Recent advancements: The technology is evolving fast
What’s exciting about confidential computing today is how fast it’s evolving. These secure enclaves are becoming even more potent and accessible due to recent advancements. Cloud providers are changing the game for AI and ML applications by incorporating support for GPU workloads within secure enclaves.
Here's an example: The NVIDIA H100 Tensor Core GPUs have enabled Google Cloud and Microsoft Cloud to provide highly scalable, high-performance environments in the secure enclaves. This is huge, especially for businesses doing compute-intensive operations like building large AI models.
We're also witnessing advancements in the capacity of remote attestation. With the use of this technology, the code operating within the enclave is confirmed to be unaltered. Because it ensures that only the intended task is carried out within a secure environment and that no malicious code can penetrate, it is especially important when managing sensitive data.

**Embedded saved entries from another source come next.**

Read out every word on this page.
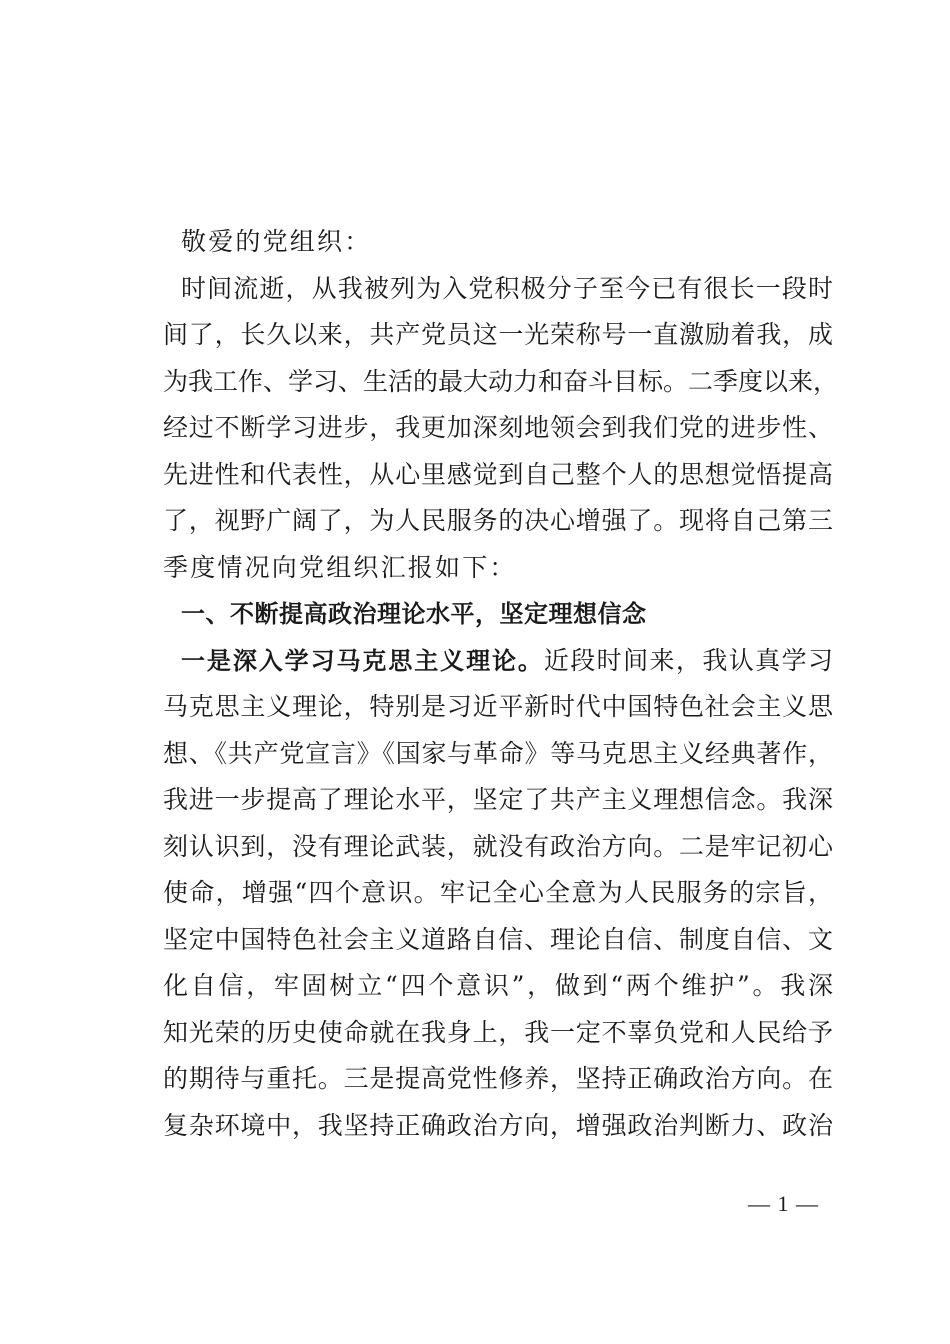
敬爱的党组织：
时间流逝，从我被列为入党积极分子至今已有很长一段时
间了，长久以来，共产党员这一光荣称号一直激励着我，成
为我工作、学习、生活的最大动力和奋斗目标。二季度以来，
经过不断学习进步，我更加深刻地领会到我们党的进步性、
先进性和代表性，从心里感觉到自己整个人的思想觉悟提高
了，视野广阔了，为人民服务的决心增强了。现将自己第三
季度情况向党组织汇报如下：
一、不断提高政治理论水平，坚定理想信念
一是深入学习马克思主义理论。近段时间来，我认真学习
马克思主义理论，特别是习近平新时代中国特色社会主义思
想、《共产党宣言》《国家与革命》等马克思主义经典著作，
我进一步提高了理论水平，坚定了共产主义理想信念。我深
刻认识到，没有理论武装，就没有政治方向。二是牢记初心
使命，增强“四个意识。牢记全心全意为人民服务的宗旨，
坚定中国特色社会主义道路自信、理论自信、制度自信、文
化自信，牢固树立“四个意识”，做到“两个维护”。我深
知光荣的历史使命就在我身上，我一定不辜负党和人民给予
的期待与重托。三是提高党性修养，坚持正确政治方向。在
复杂环境中，我坚持正确政治方向，增强政治判断力、政治
— 1 —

Real-world applications of confidential computing
Confidential computing is more than a buzzword; it is revolutionizing industries. Here are some real-world use cases:
Healthcare: Analyzing private patient data without ever sharing it with unauthorized personnel.

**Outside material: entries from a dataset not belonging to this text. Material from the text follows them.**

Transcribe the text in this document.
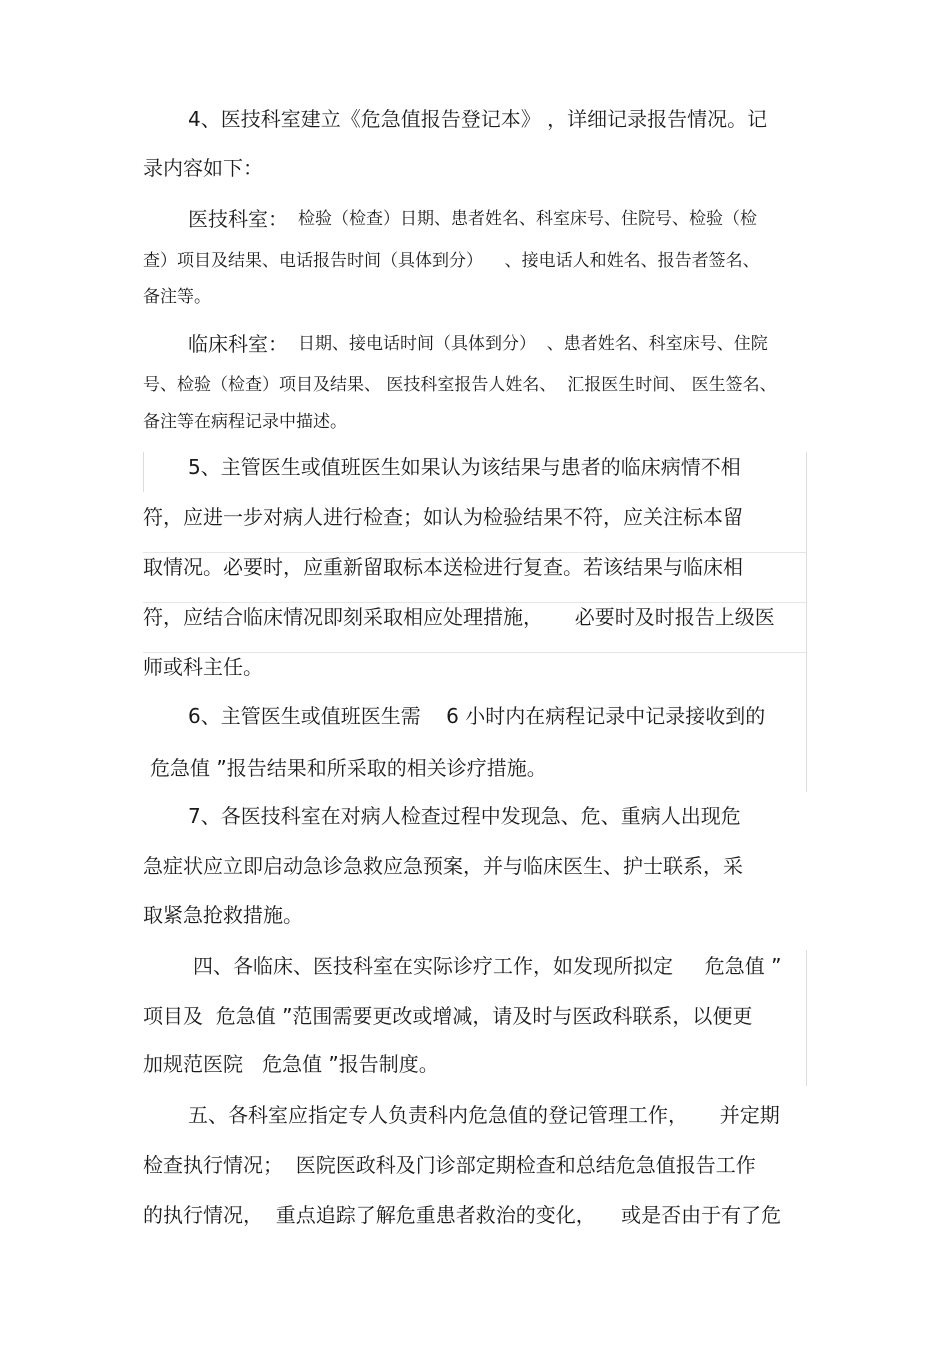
4、医技科室建立《危急值报告登记本》 ，详细记录报告情况。记
录内容如下：
医技科室： 检验（检查）日期、患者姓名、科室床号、住院号、检验（检
查）项目及结果、电话报告时间（具体到分）    、接电话人和姓名、报告者签名、
备注等。
临床科室： 日期、接电话时间（具体到分）  、患者姓名、科室床号、住院
号、检验（检查）项目及结果、 医技科室报告人姓名、  汇报医生时间、 医生签名、
备注等在病程记录中描述。
5、主管医生或值班医生如果认为该结果与患者的临床病情不相
符，应进一步对病人进行检查；如认为检验结果不符，应关注标本留
取情况。必要时，应重新留取标本送检进行复查。若该结果与临床相
符，应结合临床情况即刻采取相应处理措施，     必要时及时报告上级医
师或科主任。
6、主管医生或值班医生需    6 小时内在病程记录中记录接收到的
危急值 ”报告结果和所采取的相关诊疗措施。
7、各医技科室在对病人检查过程中发现急、危、重病人出现危
急症状应立即启动急诊急救应急预案，并与临床医生、护士联系，采
取紧急抢救措施。
四、各临床、医技科室在实际诊疗工作，如发现所拟定     危急值 ”
项目及  危急值 ”范围需要更改或增减，请及时与医政科联系，以便更
加规范医院   危急值 ”报告制度。
五、各科室应指定专人负责科内危急值的登记管理工作，     并定期
检查执行情况；  医院医政科及门诊部定期检查和总结危急值报告工作
的执行情况，  重点追踪了解危重患者救治的变化，    或是否由于有了危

Financial services: Using secure enclaves to protect real-time transaction data while running fraud detection models.
AI training: Making it possible for multiple organizations to work together on model training without disclosing private information.
In all these cases, the data remains encrypted during the computation process, providing organizations full confidence that sensitive information stays protected.

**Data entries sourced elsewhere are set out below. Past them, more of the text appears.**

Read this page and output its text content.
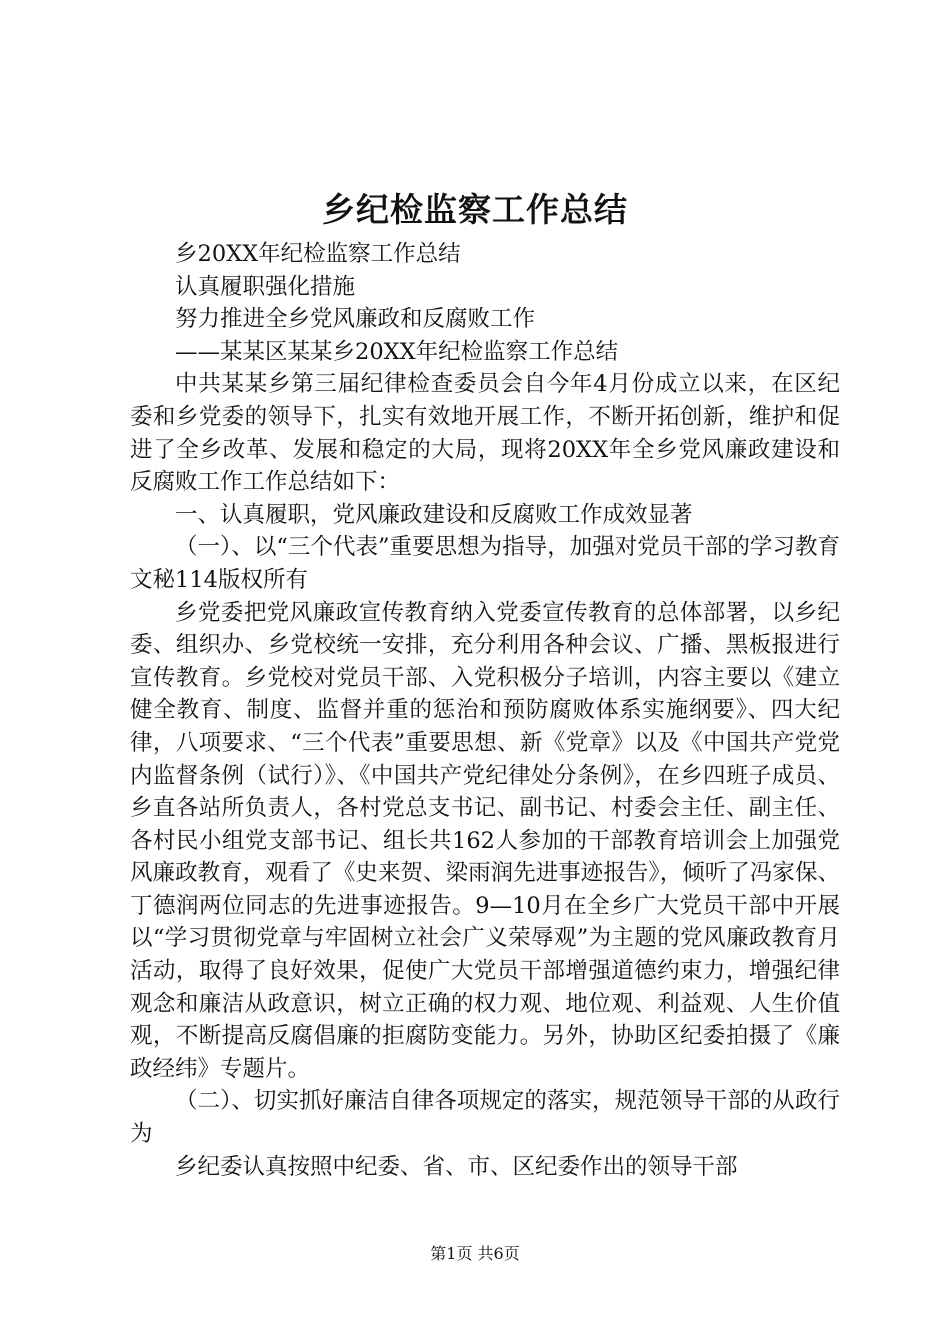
乡纪检监察工作总结

乡20XX年纪检监察工作总结

认真履职强化措施

努力推进全乡党风廉政和反腐败工作

——某某区某某乡20XX年纪检监察工作总结

中共某某乡第三届纪律检查委员会自今年4月份成立以来，在区纪委和乡党委的领导下，扎实有效地开展工作，不断开拓创新，维护和促进了全乡改革、发展和稳定的大局，现将20XX年全乡党风廉政建设和反腐败工作工作总结如下：

一、认真履职，党风廉政建设和反腐败工作成效显著

（一）、以“三个代表”重要思想为指导，加强对党员干部的学习教育文秘114版权所有

乡党委把党风廉政宣传教育纳入党委宣传教育的总体部署，以乡纪委、组织办、乡党校统一安排，充分利用各种会议、广播、黑板报进行宣传教育。乡党校对党员干部、入党积极分子培训，内容主要以《建立健全教育、制度、监督并重的惩治和预防腐败体系实施纲要》、四大纪律，八项要求、“三个代表”重要思想、新《党章》以及《中国共产党党内监督条例（试行）》、《中国共产党纪律处分条例》，在乡四班子成员、乡直各站所负责人，各村党总支书记、副书记、村委会主任、副主任、各村民小组党支部书记、组长共162人参加的干部教育培训会上加强党风廉政教育，观看了《史来贺、梁雨润先进事迹报告》，倾听了冯家保、丁德润两位同志的先进事迹报告。9—10月在全乡广大党员干部中开展以“学习贯彻党章与牢固树立社会广义荣辱观”为主题的党风廉政教育月活动，取得了良好效果，促使广大党员干部增强道德约束力，增强纪律观念和廉洁从政意识，树立正确的权力观、地位观、利益观、人生价值观，不断提高反腐倡廉的拒腐防变能力。另外，协助区纪委拍摄了《廉政经纬》专题片。

（二）、切实抓好廉洁自律各项规定的落实，规范领导干部的从政行为

乡纪委认真按照中纪委、省、市、区纪委作出的领导干部

第1页 共6页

Challenges and considerations
Of course, there are challenges, just like with any new technology.
- One typical concern is the performance overhead associated with operating workloads in secure enclaves. Even while these overheads are gradually decreasing as technology advances, some applications may still need to account for them, particularly when efficiency and speed are crucial.
- Another challenge we’ve faced is the compatibility of legacy systems with confidential computing infrastructure. Integrating confidential computing into existing architectures often requires custom development, and that’s something teams need to be prepared for.
What's next for confidential computing?
Looking ahead, it's exciting to see wider adoption of confidential computing in cloud-native environments. With AI and machine learning becoming integral parts of business operations, the necessity to protect data-in-use will only grow.
As cloud providers keep incorporating technologies related to private computing, we could see even more creative applications and secure-by-default environments across industries. Also, innovations like confidential containers and secure orchestration tools such as Kubernetes Confidential Pods are pushing this tech into mainstream adoption.
Ready or not, confidential computing is here to stay
Confidential computing is eventually paving the way for a more secure cloud future. It is no longer optional to ensure that your data is protected during computation, whether you work in AI, finance, education, healthcare, or any other data-sensitive sector.
It's time to begin exploring confidential computing if you aren't already. As cloud providers continue to improve, we can expect this technology to become an essential component of any business’s security strategy.